Lors de la fondation de Royal Academy en 1768, Reynolds en fut immédiatement nommé président, et l’année suivante il l’inaugura par son premier discours sur la peinture. En somme, il prononça ainsi quinze morceaux d’ouverture qui furent publiés après sa mort, et qui ont été traduits dans la plupart des langues de l’Europe. Les analyser ici serait hors de propos ; nous dirons seulement qu’ils renferment en général des aperçus solides autant que vastes, des conseils judicieux à la fois utiles pour l’élève et l’artiste, et, à travers tout cela, une certaine allure de pensée philosophique et grande qui les rend intéressans pour tous les lecteurs.
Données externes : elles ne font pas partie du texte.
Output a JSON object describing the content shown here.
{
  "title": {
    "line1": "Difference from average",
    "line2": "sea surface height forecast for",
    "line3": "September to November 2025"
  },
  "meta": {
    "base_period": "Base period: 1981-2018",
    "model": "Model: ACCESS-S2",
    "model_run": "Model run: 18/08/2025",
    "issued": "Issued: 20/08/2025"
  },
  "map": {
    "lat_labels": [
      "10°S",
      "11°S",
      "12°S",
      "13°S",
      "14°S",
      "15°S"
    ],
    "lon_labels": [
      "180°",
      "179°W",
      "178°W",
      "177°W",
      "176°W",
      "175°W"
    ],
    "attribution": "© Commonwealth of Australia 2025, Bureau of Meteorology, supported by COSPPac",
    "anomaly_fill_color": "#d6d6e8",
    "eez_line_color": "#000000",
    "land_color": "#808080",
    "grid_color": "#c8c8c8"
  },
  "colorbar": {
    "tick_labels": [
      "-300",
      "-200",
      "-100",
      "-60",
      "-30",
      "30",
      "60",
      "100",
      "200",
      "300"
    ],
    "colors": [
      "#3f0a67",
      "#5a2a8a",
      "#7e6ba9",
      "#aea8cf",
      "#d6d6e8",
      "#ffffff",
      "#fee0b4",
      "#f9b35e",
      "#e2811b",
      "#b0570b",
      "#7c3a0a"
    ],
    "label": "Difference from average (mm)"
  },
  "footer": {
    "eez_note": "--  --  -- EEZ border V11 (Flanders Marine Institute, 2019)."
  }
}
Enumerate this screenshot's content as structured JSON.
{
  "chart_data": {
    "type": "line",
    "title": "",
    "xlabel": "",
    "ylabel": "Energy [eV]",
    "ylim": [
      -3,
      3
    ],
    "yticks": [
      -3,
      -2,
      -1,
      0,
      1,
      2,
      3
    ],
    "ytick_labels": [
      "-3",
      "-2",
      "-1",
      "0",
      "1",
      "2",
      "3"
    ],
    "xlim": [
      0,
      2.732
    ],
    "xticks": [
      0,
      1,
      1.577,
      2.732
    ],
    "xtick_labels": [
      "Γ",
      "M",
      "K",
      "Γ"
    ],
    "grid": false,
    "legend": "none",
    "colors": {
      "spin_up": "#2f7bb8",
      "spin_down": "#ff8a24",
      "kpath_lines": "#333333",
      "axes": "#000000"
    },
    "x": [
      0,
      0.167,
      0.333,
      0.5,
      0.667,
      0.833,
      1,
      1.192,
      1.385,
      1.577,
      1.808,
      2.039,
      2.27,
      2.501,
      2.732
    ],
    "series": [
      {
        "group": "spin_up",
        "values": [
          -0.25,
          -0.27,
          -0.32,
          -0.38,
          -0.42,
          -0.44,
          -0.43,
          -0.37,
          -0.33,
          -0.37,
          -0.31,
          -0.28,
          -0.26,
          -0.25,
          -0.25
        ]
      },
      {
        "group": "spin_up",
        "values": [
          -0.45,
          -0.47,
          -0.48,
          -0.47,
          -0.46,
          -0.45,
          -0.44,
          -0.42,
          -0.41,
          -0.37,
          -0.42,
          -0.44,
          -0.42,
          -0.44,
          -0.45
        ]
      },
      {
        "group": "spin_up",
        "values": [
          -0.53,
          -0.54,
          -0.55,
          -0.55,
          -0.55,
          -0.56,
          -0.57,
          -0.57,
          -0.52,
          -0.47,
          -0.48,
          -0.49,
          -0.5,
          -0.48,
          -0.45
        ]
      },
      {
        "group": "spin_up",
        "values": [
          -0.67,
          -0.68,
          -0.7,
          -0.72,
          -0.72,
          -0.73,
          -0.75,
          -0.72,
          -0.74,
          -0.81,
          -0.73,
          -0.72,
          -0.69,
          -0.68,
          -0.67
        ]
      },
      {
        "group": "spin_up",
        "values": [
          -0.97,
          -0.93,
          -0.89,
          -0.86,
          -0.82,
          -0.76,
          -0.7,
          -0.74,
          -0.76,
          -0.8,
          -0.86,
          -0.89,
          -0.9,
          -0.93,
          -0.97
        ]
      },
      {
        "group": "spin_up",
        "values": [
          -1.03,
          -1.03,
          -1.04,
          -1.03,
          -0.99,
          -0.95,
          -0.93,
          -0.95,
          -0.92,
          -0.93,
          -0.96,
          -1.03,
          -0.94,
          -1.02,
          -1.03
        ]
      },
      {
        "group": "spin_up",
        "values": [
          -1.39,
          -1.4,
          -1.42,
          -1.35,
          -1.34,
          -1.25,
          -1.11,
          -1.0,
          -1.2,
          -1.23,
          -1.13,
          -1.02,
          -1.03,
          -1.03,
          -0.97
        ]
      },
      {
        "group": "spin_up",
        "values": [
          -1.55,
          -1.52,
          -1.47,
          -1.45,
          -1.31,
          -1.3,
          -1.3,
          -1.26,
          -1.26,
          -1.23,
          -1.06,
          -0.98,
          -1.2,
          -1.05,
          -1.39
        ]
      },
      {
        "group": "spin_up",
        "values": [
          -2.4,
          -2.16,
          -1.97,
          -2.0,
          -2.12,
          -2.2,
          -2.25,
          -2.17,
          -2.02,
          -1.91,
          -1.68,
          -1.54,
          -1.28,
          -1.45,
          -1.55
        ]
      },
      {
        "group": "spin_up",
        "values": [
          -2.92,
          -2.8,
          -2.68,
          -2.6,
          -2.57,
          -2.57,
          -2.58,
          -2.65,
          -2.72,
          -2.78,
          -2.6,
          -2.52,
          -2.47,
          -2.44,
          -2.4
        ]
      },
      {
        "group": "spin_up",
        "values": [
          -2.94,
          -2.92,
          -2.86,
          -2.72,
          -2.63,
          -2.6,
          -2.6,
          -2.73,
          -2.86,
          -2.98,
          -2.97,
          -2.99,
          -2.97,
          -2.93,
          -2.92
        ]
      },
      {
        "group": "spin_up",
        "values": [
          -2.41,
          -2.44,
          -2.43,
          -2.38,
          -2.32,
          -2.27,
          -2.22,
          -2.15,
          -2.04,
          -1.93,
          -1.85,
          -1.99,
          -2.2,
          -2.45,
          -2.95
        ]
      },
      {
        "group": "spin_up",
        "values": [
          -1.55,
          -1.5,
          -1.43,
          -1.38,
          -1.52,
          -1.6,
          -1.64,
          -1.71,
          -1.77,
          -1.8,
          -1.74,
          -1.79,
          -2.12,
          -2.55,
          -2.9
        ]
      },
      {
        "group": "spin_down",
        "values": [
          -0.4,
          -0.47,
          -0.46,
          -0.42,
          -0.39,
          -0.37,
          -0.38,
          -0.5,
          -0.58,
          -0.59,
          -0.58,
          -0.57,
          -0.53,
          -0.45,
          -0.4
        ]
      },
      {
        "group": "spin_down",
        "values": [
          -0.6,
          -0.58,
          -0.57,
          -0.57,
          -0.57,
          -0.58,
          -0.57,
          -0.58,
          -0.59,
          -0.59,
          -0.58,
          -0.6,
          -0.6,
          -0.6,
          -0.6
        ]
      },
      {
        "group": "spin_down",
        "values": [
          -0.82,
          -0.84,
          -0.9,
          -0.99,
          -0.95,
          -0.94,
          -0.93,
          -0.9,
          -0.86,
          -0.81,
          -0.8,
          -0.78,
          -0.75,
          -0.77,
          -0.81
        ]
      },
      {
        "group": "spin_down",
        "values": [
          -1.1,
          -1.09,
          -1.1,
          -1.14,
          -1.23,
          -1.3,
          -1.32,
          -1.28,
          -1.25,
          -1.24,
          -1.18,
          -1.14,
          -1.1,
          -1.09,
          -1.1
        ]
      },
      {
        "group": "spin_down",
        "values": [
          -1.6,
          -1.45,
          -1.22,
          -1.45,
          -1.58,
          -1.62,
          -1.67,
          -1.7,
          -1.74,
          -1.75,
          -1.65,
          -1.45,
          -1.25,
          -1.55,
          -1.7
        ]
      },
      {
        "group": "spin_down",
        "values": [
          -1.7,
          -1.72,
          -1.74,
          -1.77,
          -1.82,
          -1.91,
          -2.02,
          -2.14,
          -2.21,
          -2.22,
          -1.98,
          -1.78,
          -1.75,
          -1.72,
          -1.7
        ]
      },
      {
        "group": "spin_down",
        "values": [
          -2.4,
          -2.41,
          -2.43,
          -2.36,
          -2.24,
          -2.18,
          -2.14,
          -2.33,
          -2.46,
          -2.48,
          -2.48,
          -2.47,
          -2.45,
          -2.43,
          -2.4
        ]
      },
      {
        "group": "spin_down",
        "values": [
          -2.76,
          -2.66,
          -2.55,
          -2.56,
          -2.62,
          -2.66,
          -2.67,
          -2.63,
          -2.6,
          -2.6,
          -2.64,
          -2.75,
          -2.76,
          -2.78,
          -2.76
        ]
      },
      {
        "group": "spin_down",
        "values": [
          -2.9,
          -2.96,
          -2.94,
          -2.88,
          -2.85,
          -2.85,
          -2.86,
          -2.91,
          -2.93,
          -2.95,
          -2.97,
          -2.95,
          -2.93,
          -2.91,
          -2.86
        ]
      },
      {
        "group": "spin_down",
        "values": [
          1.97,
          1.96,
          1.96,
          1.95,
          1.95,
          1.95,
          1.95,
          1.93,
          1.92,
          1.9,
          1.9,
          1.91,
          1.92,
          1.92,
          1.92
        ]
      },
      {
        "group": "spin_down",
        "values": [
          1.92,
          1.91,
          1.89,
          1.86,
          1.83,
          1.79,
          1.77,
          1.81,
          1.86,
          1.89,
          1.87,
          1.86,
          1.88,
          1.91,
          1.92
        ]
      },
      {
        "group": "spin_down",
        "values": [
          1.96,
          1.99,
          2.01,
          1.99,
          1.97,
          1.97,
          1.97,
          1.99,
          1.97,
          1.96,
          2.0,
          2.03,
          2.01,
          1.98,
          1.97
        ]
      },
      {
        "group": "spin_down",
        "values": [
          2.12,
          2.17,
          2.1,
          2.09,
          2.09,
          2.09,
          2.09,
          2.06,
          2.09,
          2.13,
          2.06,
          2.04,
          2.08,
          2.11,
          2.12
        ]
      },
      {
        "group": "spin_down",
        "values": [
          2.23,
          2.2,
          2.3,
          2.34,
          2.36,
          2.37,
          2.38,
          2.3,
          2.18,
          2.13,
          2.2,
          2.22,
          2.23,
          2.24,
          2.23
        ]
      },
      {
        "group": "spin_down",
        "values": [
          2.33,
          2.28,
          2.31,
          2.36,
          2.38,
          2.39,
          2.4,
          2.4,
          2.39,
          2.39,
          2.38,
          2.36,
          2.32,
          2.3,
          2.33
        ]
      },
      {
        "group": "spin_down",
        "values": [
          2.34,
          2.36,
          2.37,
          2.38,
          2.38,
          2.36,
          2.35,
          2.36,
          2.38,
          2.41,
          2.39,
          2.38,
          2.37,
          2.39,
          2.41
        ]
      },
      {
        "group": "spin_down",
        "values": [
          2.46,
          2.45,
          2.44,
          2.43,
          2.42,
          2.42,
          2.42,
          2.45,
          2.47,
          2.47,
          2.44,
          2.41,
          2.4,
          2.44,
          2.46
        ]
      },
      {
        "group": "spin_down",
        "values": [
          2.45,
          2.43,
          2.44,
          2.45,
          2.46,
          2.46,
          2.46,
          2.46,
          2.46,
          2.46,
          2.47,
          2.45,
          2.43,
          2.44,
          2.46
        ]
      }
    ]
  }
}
Peut-être est-ce là que l’on peut le mieux saisir sur le fait le fondateur de l’école moderne de l’Angleterre. Si l’influence exercée par la manière propre du peintre est maintenant en grande partie éteinte, ses préceptes n’ont rien perdu de leur vitalité. Ils constituent encore chez ses compatriotes les bases de l’étude de l’art, comme celles de son organisation. De fait, c’étaient les conclusions qu’un esprit net et pratique s’était formées d’après sa propre expérience. Loin d’être des rêves systématiques de cabinet, elles étaient sorties des faits mêmes, et en conséquence elles sont restées réelles et réellement applicables.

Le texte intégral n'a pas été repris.